Blackberry Creek Dam Removal Update, Rain, Ice, Snow Stops Everything

To play catch up, you can read the past progress reports here.

The other day I got out when it stopped raining to take a look at the Blackberry Creek dam removal site. I still think it was a good idea to not go wandering around through all the mud, but I kind of wish I did. After everything froze over and then got covered in snow, it’s all white. Makes it hard to see the details.

I come from a couple of generations of roofers. My dad had me help him on a roof the first time when I was eight. This continued on and off into my teens. One day he said “I’m going to show you how hard this is so you do good in school and don’t become a roofer.” That pretty much worked, but I think now at 57, if I were a roofer, I’d still be working. Instead, I did the whole do well in school thing and became a graphic artist. At this age, no matter how good my skills are in the graphic arts, nobody wants you.

But that’s a post for another day.

Because of the early years in roofing, I like to think of myself as surefooted as a cat. I have no qualms wandering all over a roof and to this day I like to watch my wife squirm as I stand on the edge of a roof, cleaning out gutters and carrying on a conversation with her while she’s down on the ground. Simple pleasures.

That being said, this is what it looks like when a supposedly surefooted old guy steps on what he believed to be snow covered ground.

As I mentioned to someone recently about getting old, gravity is a bitch. And yes, it hurt, but I think my pride is more bruised than anything else.

There has been virtually no noise coming from across the river since the rain and I can’t blame them. Big ruts of frozen mud and layers of ice are everywhere. Plus the cold and the wind makes it brutal to be out there. A project needs to get done, but delays are sometimes welcomed in weeks like this. The old dam itself is pretty well covered in ice.

Some work had been done in the week before the rain. Now it’s going to be interesting to see how they are going to get all this water…

…to squeeze through this hole, especially at high water events…

I think it’s going to look pretty darn interesting as it comes flying through this hole.

This is the part that’s the hardest to figure out what they’re doing. This part makes sense, sort of…

But I have no clue how they’re going to tie this together with the rest of the creek. Because of the weather, I have a feeling it will be a little while before it gets done.

I did find the breach around the upper coffer dam. It’s not much of one and looks like it barely wore away the edge of the shore, but there was a consistent flow of water going through.

This breach was enough to fill the first stretch of the project that was completed.
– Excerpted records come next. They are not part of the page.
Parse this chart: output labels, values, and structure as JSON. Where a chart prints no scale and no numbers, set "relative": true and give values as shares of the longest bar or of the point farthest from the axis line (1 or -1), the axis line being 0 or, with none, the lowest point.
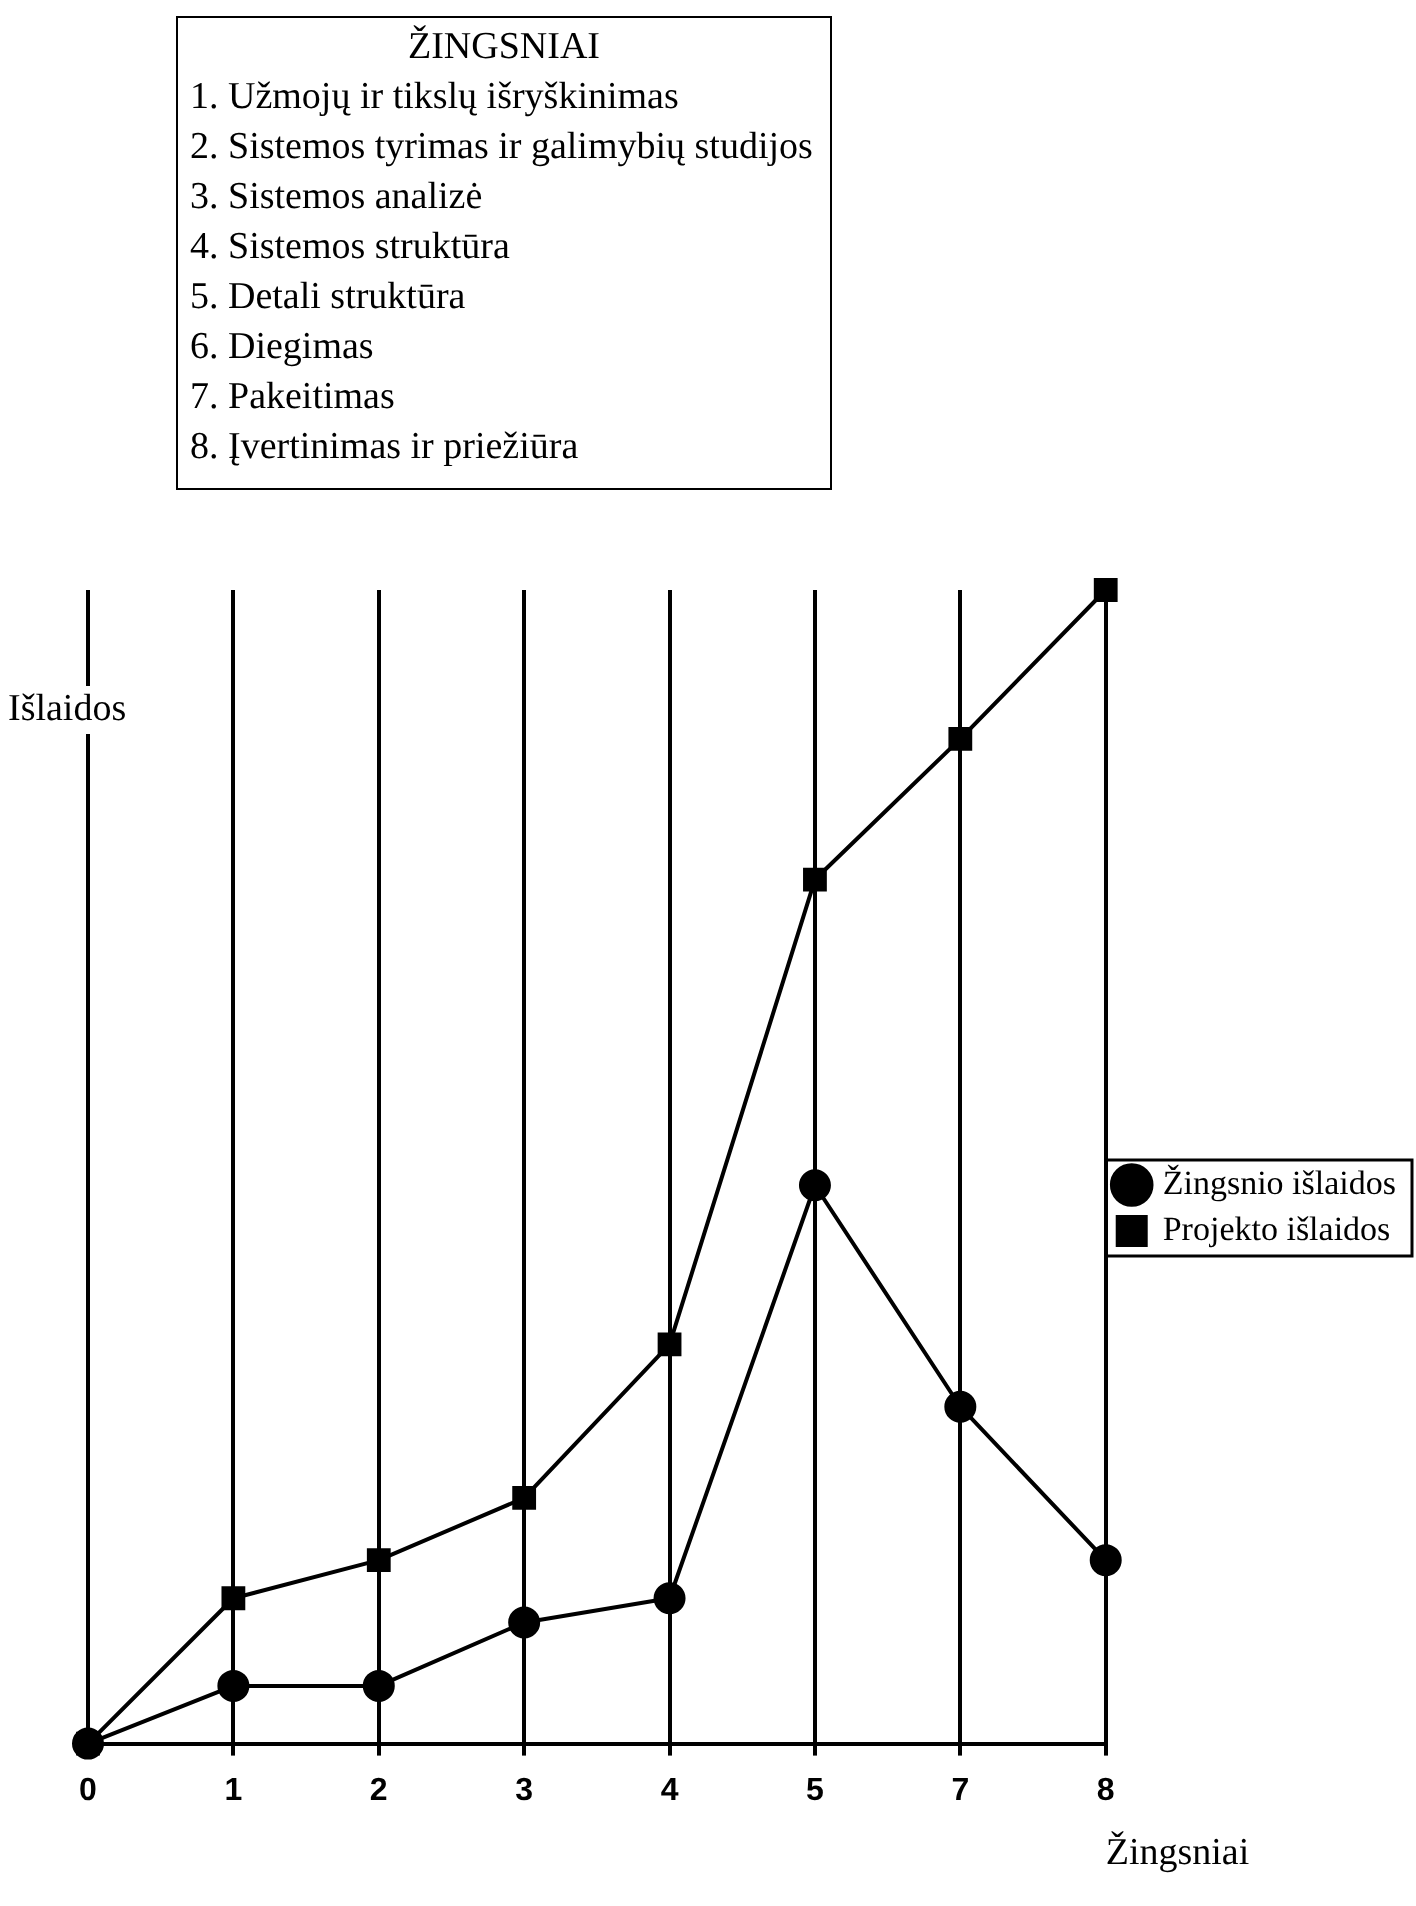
{
  "chart_data": {
    "type": "line",
    "relative": true,
    "xlabel": "Žingsniai",
    "ylabel": "Išlaidos",
    "categories": [
      "0",
      "1",
      "2",
      "3",
      "4",
      "5",
      "7",
      "8"
    ],
    "series": [
      {
        "name": "Žingsnio išlaidos",
        "color": "#000000",
        "marker": "circle",
        "values": [
          0,
          0.05,
          0.05,
          0.105,
          0.126,
          0.484,
          0.292,
          0.159
        ]
      },
      {
        "name": "Projekto išlaidos",
        "color": "#000000",
        "marker": "square",
        "values": [
          0,
          0.126,
          0.159,
          0.213,
          0.346,
          0.749,
          0.871,
          1
        ]
      }
    ],
    "annotations": [
      "ŽINGSNIAI",
      "1. Užmojų ir tikslų išryškinimas",
      "2. Sistemos tyrimas ir galimybių studijos",
      "3. Sistemos analizė",
      "4. Sistemos struktūra",
      "5. Detali struktūra",
      "6. Diegimas",
      "7. Pakeitimas",
      "8. Įvertinimas ir priežiūra"
    ],
    "grid": "x",
    "legend": "right"
  }
}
The water on both sides of the coffer dam are now at the same level.

The snow obscures it a bit, but I tried to take pictures from the same spots that I’ve taken them in the past. I think it gives you a pretty good sense of just how much water is now in here.
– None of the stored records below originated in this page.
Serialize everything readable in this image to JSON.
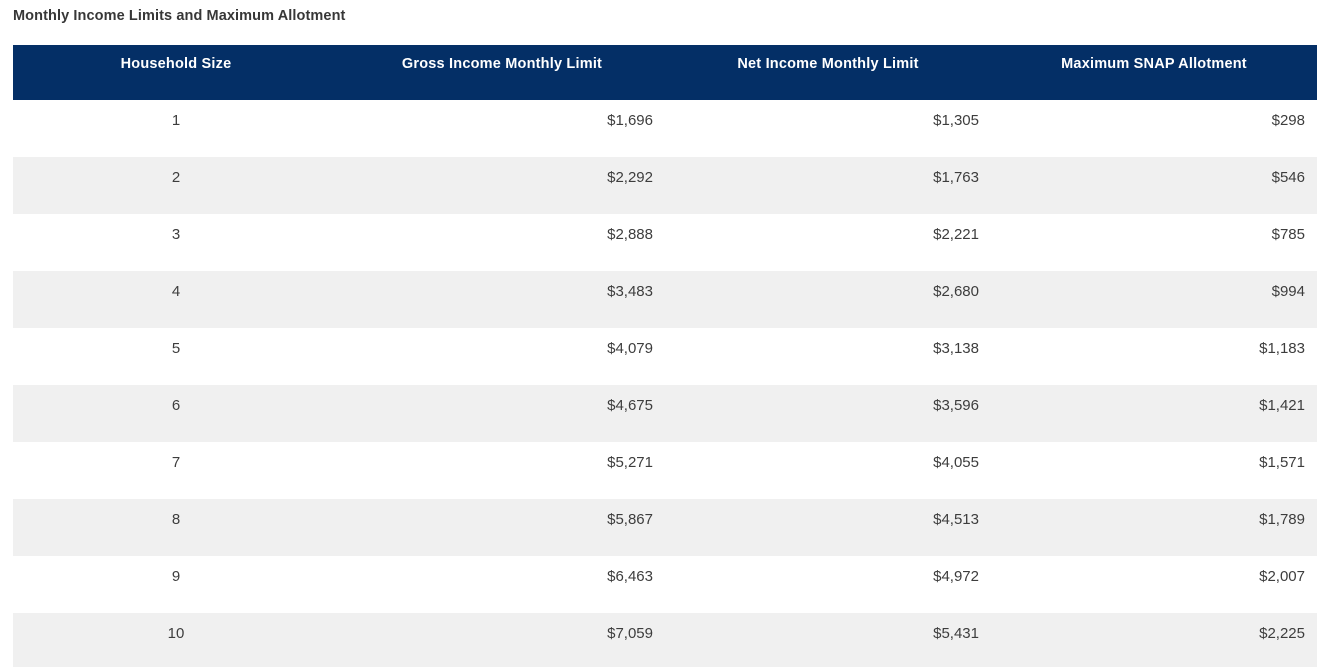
{
  "title": "Monthly Income Limits and Maximum Allotment",
  "theme": {
    "header_bg": "#042f66",
    "header_fg": "#ffffff",
    "stripe_bg": "#f0f0f0",
    "cell_fg": "#3d3d3d",
    "title_fg": "#373737",
    "page_bg": "#ffffff"
  },
  "chart_data": {
    "type": "table",
    "title": "Monthly Income Limits and Maximum Allotment",
    "columns": [
      "Household Size",
      "Gross Income Monthly Limit",
      "Net Income Monthly Limit",
      "Maximum SNAP Allotment"
    ],
    "rows": [
      {
        "household_size": "1",
        "gross": "$1,696",
        "net": "$1,305",
        "max": "$298"
      },
      {
        "household_size": "2",
        "gross": "$2,292",
        "net": "$1,763",
        "max": "$546"
      },
      {
        "household_size": "3",
        "gross": "$2,888",
        "net": "$2,221",
        "max": "$785"
      },
      {
        "household_size": "4",
        "gross": "$3,483",
        "net": "$2,680",
        "max": "$994"
      },
      {
        "household_size": "5",
        "gross": "$4,079",
        "net": "$3,138",
        "max": "$1,183"
      },
      {
        "household_size": "6",
        "gross": "$4,675",
        "net": "$3,596",
        "max": "$1,421"
      },
      {
        "household_size": "7",
        "gross": "$5,271",
        "net": "$4,055",
        "max": "$1,571"
      },
      {
        "household_size": "8",
        "gross": "$5,867",
        "net": "$4,513",
        "max": "$1,789"
      },
      {
        "household_size": "9",
        "gross": "$6,463",
        "net": "$4,972",
        "max": "$2,007"
      },
      {
        "household_size": "10",
        "gross": "$7,059",
        "net": "$5,431",
        "max": "$2,225"
      }
    ]
  }
}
From where I took the following pictures, two weeks ago it looked like this.

Now there is no sign of any rock, the water has completely covered it.

The section directly in front of the downstream coffer dam was the deepest and there was a pump running constantly to keep the water out. Two weeks ago it looked like this. Notice the generator on the far left hand side.

Luckily they pulled the generator away from the coffer dam. You can also get a feel for how bad the mud was when it was raining.

It would have been a big disappointment to have to haul the generator out of this…

The 10 day forecast has things going back to normal, but that’s in the 30’s with night time temps below freezing. The couple of days where it does come close to 40 degrees, it says it will be raining. There’s a lot of ice and water that needs to go away. I have a feeling it’s going to be awhile before the project gets rolling along again.

I may have to brave the mud the next time I come here, I really want to get closer when all the ice and snow starts going away. I’d like to get some pictures of how much the water has covered all that rock. I’ll just have to hope my cat like skills are still alive in me somewhere and work on mud, but at least if I find out they don’t work, the landing will be softer.